BOLZANO. Tempi biblici per la nomina del nuovo primario di Cardiologia del San Maurizio. A quasi 10 mesi dalla chiusura del bando per l’assegnazione dell’incarico ed a 5 mesi dal colloquio per la valutazione degli aspiranti, tutto tace. Non un bel segnale in un periodo nel quale l’Asl dovrebbe accelerare visto che cerca più di 100 medici ed il San Maurizio si prepara ad un ricambio generazionale che vedrà lasciare molti dei suoi migliori primari. Non un bel segnale se pensiamo poi che altri primari - nominati da poco - si preparano a salutare l'Alto Adige: altrove continueranno a fare i medici ma anche i professori universitari, i ricercatori e guadagneranno molto di più all'interno di un sistema dinamico, che considerano più attrattivo e stimolante.

Insomma sarebbe il caso che Cardiologia si desse una mossa. E poi lo stesso Hubert Messner - presidente del sindacato dei primari Anpo - a proposito di certi tempi biblici ultimamente è stato molto chiaro: «Abbiamo chiesto all'Azienda di programmare fin da ora i pensionamenti e strutturare il passaggio perchè non è possibile far passare mesi e lasciare per anni i reparti nelle mani dei facente funzioni».

Al momento però nessuna nuova. A guidare Cardiologia a tutt’oggi è Rainer Oberhollenzer, facente funzioni ormai da oltre sei anni, in attesa che il direttore generale Thomas Schael, cui spetta il compito di trovare la figura più adatta per attuare un programma di rinnovamento, effettui la scelta finale visto che i candidati sono stati dichiarati idonei.
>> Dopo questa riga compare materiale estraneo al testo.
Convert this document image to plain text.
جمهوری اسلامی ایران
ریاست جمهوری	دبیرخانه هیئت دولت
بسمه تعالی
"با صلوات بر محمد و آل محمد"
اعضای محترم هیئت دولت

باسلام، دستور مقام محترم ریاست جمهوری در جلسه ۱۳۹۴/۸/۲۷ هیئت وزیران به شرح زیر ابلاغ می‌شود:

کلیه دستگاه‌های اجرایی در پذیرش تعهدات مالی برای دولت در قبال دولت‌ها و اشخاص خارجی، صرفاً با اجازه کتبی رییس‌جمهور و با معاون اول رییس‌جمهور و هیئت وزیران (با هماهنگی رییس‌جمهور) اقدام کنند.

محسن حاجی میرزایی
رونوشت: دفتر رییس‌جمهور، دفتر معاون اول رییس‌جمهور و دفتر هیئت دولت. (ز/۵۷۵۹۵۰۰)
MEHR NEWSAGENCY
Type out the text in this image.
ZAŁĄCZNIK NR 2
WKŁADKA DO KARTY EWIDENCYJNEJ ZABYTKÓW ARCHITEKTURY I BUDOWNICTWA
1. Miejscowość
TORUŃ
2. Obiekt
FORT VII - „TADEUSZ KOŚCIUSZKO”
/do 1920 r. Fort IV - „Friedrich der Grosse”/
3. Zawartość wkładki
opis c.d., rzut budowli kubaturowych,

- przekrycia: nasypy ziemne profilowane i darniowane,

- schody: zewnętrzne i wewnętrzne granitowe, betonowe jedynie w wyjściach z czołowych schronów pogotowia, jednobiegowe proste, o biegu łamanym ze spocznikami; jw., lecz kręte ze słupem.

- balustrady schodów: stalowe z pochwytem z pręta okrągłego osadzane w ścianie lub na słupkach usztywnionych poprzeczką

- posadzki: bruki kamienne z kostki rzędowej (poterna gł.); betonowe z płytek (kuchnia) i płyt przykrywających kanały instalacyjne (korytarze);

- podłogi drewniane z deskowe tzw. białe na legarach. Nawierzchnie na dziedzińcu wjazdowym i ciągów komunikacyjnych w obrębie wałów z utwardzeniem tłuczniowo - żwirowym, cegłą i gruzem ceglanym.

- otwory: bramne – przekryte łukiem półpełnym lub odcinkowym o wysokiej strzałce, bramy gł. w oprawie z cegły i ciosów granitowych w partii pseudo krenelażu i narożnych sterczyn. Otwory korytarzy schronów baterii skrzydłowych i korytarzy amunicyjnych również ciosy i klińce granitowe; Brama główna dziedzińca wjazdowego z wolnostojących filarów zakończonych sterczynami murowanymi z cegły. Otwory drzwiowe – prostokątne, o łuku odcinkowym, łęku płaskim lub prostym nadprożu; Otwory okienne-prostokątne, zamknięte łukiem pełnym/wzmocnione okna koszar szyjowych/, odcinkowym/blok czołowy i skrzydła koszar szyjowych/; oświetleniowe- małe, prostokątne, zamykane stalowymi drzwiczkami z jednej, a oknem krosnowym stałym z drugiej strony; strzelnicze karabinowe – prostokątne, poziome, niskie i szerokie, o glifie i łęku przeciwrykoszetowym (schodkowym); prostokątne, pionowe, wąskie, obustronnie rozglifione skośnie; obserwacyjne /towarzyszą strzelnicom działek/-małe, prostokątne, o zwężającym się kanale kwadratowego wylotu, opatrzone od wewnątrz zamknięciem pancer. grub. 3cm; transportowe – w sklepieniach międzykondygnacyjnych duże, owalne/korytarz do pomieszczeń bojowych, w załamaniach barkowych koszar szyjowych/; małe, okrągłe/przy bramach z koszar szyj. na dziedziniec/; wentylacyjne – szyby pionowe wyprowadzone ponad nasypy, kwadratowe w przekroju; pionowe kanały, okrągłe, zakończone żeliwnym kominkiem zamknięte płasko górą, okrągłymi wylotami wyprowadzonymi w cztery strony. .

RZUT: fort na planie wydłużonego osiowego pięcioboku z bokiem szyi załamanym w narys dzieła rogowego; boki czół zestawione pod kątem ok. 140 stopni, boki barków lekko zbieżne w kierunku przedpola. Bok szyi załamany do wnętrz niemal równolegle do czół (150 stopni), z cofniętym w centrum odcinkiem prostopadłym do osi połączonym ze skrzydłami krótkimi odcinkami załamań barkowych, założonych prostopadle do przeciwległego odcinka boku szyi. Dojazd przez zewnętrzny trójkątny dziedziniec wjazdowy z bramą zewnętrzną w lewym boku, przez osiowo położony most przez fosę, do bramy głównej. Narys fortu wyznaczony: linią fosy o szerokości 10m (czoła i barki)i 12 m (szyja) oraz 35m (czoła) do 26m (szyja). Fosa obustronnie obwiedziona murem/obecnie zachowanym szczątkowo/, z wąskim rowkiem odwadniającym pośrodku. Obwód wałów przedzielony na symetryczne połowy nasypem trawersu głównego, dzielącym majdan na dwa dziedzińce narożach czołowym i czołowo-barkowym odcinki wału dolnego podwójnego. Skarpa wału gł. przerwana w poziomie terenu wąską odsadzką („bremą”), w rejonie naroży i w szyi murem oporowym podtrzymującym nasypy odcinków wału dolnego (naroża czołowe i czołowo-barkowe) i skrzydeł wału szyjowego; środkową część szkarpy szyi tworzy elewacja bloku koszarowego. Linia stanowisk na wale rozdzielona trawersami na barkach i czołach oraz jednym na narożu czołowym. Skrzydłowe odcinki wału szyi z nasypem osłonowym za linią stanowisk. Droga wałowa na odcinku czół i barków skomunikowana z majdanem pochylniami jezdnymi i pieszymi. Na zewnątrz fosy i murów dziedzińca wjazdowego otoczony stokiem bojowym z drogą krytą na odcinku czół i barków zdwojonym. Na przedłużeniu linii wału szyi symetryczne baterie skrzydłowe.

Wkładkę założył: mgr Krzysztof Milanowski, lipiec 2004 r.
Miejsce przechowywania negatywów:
Accanto a Oberhollenzer, che si propone come prosecutore naturale di una solida continuità assistenziale, oltre a diversi candidati molto seri già operativi all’interno di Cardiologia (Andrea Erlicher, ecacardiografista; Peter Knoll, ecocardiografista; Alessandro Mautone, emodinamista del San Maurizio e ancora Edoardo Bonsante, ecocardiografista), resta da mesi al palo anche Corrado Carbucicchio, 53 anni, bolzanino, responsabile di un’Unità operativa di Aritmologia interventistica e professore a contratto presso l’Università di Milano, candidato con il curriculum più forte e la massima visibilità scientifica (tra l’altro membro del board dell’associazione europea di Aritmologia).

All’Asl il compito di scegliere e di farlo in fretta.

Ed a proposito della delicatezza della scelta ricordiamo che un’altra Cardiologia, quella dell’ospedale Tappeiner di Merano, pochi anni fa aveva vissuto momenti difficili. Era il 12 ottobre del 2009 quando la commissione di esperti presieduta dall’allora direttore sanitario della Asl unica Oswald Mayr (con Corrado Vassanelli e Irene Lang) dichiarò l'idoneità dei tre aspiranti al primariato di Cardiologia dell'ospedale di Merano: Andrea Erlicher, Peter Knoll e Rupert Paulmichl. Secondo la commissione, il dottor Paulmichl «ha un'esperienza cardiologica quasi esclusivamente clinica e attività scientifica limitata. Pur con l'esperienza acquisita, non ha raggiunto una completezza per poter essere primario». L’ex direttore generale dell’Asl - Andreas Fabi - fece comunque la sua scelta e lo nominò ma iniziarono a piovere i ricorsi di Knoll ed Erlicher. Scesi nella tenzone anche a Bolzano.